Pick advertising vs sales promotion for a mature brand

Q [6 marks]. A long-established laundry detergent in a saturated market wants to lift this quarter's sales. Should it lean on advertising or sales promotion? Justify your choice using the buyer-readiness ladder and the measurability point. (Marks shown are our own illustrative teaching estimate — the real exam does not publish per-part marks; confirm in your unit outline.)
  • 2 marksPlace the brand on the buyer-readiness ladder: as a long-established brand it already has high Awareness and Knowledge — customers know it. The gap is converting that into Purchase this quarter, not building awareness.
  • 2 marksChoose the tool: lean on sales promotion (price-offs, multipacks, in-store displays) because awareness advertising adds little for an already-known brand, while promotion gives a direct push toward purchase at the bottom of the ladder.
  • 1 markAdd the measurability argument: sales promotion produces a direct, short-term, countable sales response that is easy to measure, whereas advertising's diffuse, long-term brand effect is hard to measure — and mature products therefore lean to sales promotion.
  • 1 markState the caveat: keep the promotion on-brand, because heavy discounting can erode equity and train customers to buy only on price.
Lean on sales promotion. The brand already has awareness and knowledge, so the job is converting to purchase at the bottom of the buyer-readiness ladder; sales promotion delivers a direct, measurable short-term lift, whereas advertising's brand effect is hard to measure and largely already done — but keep promotions on-brand to protect equity.
Sia tip — Tie the answer to where the brand sits on the readiness ladder AND the measurability contrast. The standard exam line is: mature, well-known brand → sales promotion (countable, short-term); new brand building awareness → advertising.
Glossary

Key terms

Buyer-readiness ladder
The stages a customer climbs toward purchase: Awareness, Knowledge, Liking, Preference, Conviction, Purchase.
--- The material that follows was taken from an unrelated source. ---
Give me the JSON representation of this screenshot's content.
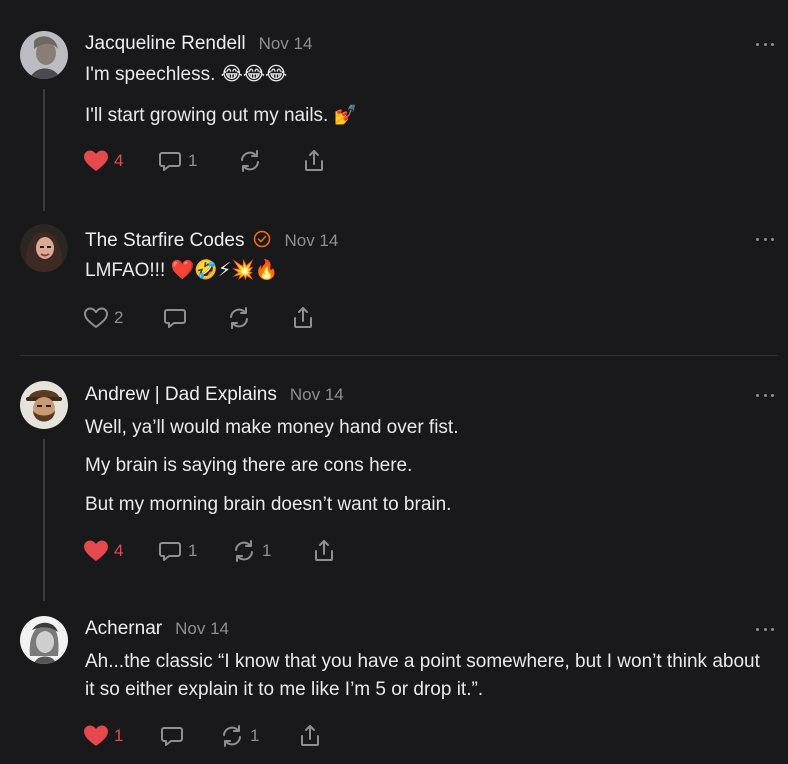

Promotion objectives should match the customer's current stage.
Measurable objective
A specific, quantifiable promotion goal (e.g. 'lift units sold 8% this quarter') that lets you judge whether the promotion worked.
Sales promotion
Short-term incentives — coupons, samples, discounts, contests, loyalty programs — that drive immediate action and must complement, not undermine, the brand.
Measurability of promotion
Sales promotion is easy to measure (direct, short-term, countable); advertising's brand-building effect is hard to measure (diffuse, long-term), which is why mature products lean on sales promotion.
FAQ

Promotion Objectives, Sales Promotion & Measurement FAQ

What is the buyer-readiness ladder?

A sequence of mental stages a customer passes through on the way to buying: Awareness, Knowledge, Liking, Preference, Conviction and Purchase. The right promotion objective depends on which stage the target sits at — build awareness for new customers, push conviction and purchase for those near the bottom.
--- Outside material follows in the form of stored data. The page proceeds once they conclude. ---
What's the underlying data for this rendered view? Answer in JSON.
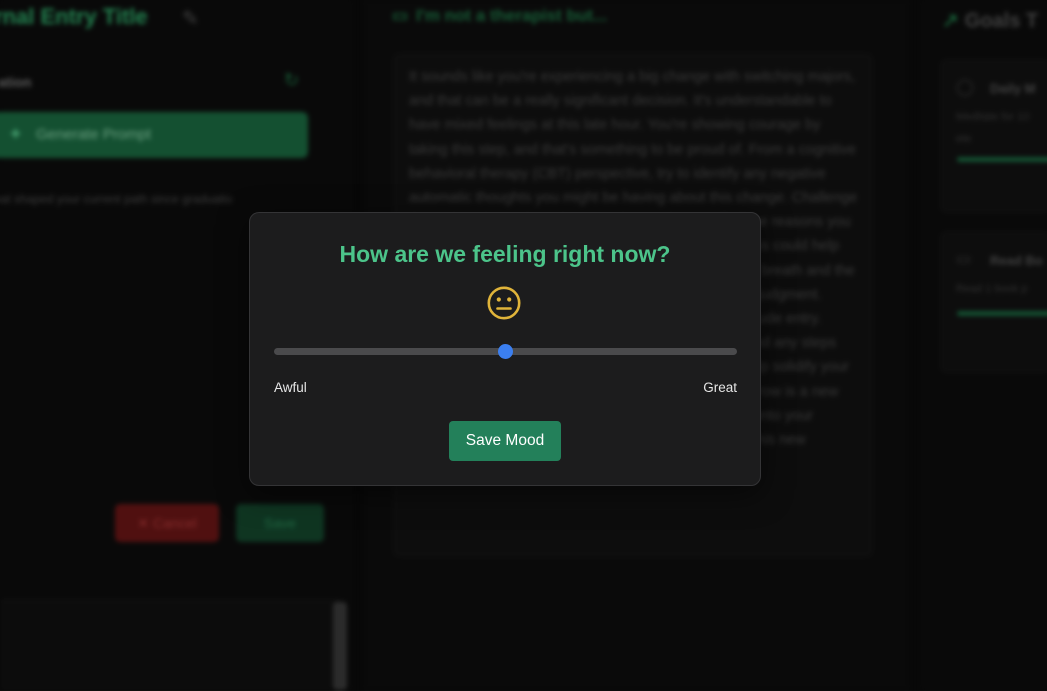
{
  "background": {
    "journal_title": "rnal Entry Title",
    "section_label": "ation",
    "generate_label": "Generate Prompt",
    "hint_text": "hat shaped your current path since graduatio",
    "cancel_label": "✕ Cancel",
    "save_label": "Save",
    "chat_header": "I'm not a therapist but...",
    "message": "It sounds like you're experiencing a big change with switching majors, and that can be a really significant decision. It's understandable to have mixed feelings at this late hour. You're showing courage by taking this step, and that's something to be proud of. From a cognitive behavioral therapy (CBT) perspective, try to identify any negative automatic thoughts you might be having about this change. Challenge those thoughts with evidence and remind yourself of the reasons you chose this new path. Additionally, practicing mindfulness could help you feel more grounded; take a moment to notice your breath and the present moment, acknowledging your feelings without judgment. Consider setting a small goal for tomorrow, like a gratitude entry. Reflect on what excites you about this new direction and any steps you've taken. This positive reinforcement can really help solidify your decision. Be kind to yourself and get some rest. Tomorrow is a new day where you'll see it from a fresh perspective. Hold onto your positive intention and the excitement that comes with this new beginning. You've got this!",
    "goals_header": "Goals T",
    "goals": [
      {
        "title": "Daily M",
        "desc": "Meditate for 10",
        "desc2": "ete"
      },
      {
        "title": "Read Bo",
        "desc": "Read 1 book p"
      }
    ]
  },
  "modal": {
    "title": "How are we feeling right now?",
    "mood_emoji": "neutral-face",
    "mood_value": 0.5,
    "slider_low_label": "Awful",
    "slider_high_label": "Great",
    "save_button": "Save Mood",
    "colors": {
      "title": "#4cc48a",
      "emoji": "#e0b43a",
      "thumb": "#3b7ff0",
      "button": "#23805a"
    }
  }
}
Why is sales promotion easier to measure than advertising?

Sales promotion produces a direct, short-term, countable response (coupons redeemed, extra units sold this week), so its effect is easy to attribute. Advertising mostly builds the brand over the long term in a diffuse way that is hard to isolate — which is why mature products, where awareness is already high, lean toward sales promotion.

Study strategy

Exam move

Memorise the six rungs of the buyer-readiness ladder and practise choosing an objective for a named customer stage. Lock in the standard contrast — sales promotion = measurable and short-term, advertising = hard-to-measure brand building — plus the equity-erosion caveat.